このフィリポスは英仏におけるフィリップというありふれた名前の起源である。このようなギリシャ系起源の名前というのは西欧では珍しいのだが、これは、キエフ大公の娘をフランス王アンリ一世が妃とし、その子がフィリップ1世を名乗ったことに始まる。。
フィリポスは東方遠征を目前にして暗殺されたが、その子のアレクサンドロス大王はアケメネス朝ペルシャを倒して大帝国を築いた。その分裂ののち、マケドニア王国も細々と存続したが、紀元前168年にローマに滅ぼされた。
中心都市のテッサロニキ(ラテン語ではテッサロニカ、英語ではサロニカ)は、アレクサンドロス大王によって建設され、のちに彼の異母姉妹の名にちなみ命名された。東ローマ帝国では帝国有数の都市として栄え(ビザンツ洋式の教会群が世界文化遺産になっている)、スラブ人への布教やキリル文字のもとになったグラゴル文字の創始者としてして知られるキュリロスとメトディオスの兄弟もここで生まれた。
だが、そののち、オスマン帝国時代まで含めてスラブ人のこの地域への侵入も盛んで、1878年のサン・ステファノ条約ではその大半がブルガリア領とされたこともある(テッサロニキはオスマン帝国に留まった。(テッサロニキはオスマン帝国に留まった。トルコ近代化の父であるケマル・アタチュルクもここの出身)。

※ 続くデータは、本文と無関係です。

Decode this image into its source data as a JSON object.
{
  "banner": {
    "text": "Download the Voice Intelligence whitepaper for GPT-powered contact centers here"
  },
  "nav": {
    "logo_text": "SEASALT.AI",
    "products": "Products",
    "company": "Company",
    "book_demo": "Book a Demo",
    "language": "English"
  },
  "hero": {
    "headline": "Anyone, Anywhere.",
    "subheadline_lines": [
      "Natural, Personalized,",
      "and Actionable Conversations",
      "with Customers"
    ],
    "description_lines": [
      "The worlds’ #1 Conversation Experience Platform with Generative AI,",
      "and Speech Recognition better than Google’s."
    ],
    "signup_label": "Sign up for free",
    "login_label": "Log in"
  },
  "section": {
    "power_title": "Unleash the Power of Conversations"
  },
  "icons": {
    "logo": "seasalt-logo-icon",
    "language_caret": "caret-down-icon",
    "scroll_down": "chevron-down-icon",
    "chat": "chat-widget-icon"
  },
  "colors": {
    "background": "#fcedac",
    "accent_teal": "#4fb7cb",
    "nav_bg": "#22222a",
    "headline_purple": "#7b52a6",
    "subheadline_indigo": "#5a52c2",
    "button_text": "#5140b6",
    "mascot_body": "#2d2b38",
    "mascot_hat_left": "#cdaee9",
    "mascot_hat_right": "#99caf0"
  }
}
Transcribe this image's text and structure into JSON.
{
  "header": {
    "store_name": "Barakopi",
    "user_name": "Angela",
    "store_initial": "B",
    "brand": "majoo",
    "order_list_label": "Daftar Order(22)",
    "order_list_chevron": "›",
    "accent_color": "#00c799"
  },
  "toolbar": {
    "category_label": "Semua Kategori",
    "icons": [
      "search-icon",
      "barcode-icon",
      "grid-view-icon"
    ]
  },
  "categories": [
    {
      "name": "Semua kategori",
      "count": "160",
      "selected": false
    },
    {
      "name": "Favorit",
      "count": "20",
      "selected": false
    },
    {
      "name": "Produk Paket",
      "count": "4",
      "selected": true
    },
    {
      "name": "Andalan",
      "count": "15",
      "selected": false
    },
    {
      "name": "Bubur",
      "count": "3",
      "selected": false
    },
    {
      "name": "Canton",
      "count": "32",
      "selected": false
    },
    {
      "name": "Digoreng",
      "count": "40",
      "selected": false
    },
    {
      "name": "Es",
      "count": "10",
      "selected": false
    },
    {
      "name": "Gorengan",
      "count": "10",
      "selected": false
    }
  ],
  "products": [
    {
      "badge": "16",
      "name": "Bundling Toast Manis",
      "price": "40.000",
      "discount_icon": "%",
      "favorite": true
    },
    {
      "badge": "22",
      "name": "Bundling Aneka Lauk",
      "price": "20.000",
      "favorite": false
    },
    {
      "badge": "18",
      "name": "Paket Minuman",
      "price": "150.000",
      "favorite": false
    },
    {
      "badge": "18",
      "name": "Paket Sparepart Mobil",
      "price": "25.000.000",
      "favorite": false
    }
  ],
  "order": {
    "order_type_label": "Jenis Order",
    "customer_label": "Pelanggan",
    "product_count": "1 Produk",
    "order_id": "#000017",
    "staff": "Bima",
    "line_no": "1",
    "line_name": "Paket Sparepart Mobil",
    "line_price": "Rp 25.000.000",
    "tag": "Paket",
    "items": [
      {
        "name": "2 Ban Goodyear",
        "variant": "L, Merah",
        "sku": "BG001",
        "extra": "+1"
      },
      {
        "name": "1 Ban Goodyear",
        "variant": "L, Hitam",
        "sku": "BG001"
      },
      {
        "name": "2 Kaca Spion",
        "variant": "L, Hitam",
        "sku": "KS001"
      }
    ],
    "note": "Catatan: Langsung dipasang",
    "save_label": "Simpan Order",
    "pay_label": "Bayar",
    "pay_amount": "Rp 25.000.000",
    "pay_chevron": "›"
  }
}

そののち、1913年にテッサロニキを含む南部はギリシャ領として確定したが、北部はユーゴスラビア領となり、第二次世界大戦後はその枠内で人民共和国となった(マケドニア語はブルガリア語とほぼ同じである)。
ところが、ユーゴ解体のなかで、1991年に独立したが、南部マケドニアへの領土要求などを恐れたギリシャからマケドニアという名称の使用を抗議され国際的な認知の障害となった。マケドニア側でも国旗に古代マケドニアに因む「ベルナの星」を使っていたのをやめるなど一定の譲歩をしているがギリシャ側は国名の変更を執拗に要求している。
国連への加盟はマケドニア旧ユーゴスラビア共和国で認められており、日本の外務省もこの名を使っている。
首都のスコピエはローマ時代にスクビと呼ばれ、セルビア帝国の首都だった時代もある。1963年の地震で壊滅し、丹下健三のプランによって再建された。同国の人口の二割はアルバニア人で、ノーベル平和賞をとったマザー・テレサはオスマン帝国時代の1910年にユスキュブと呼ばれていたこの町で生まれたアルバニア人である。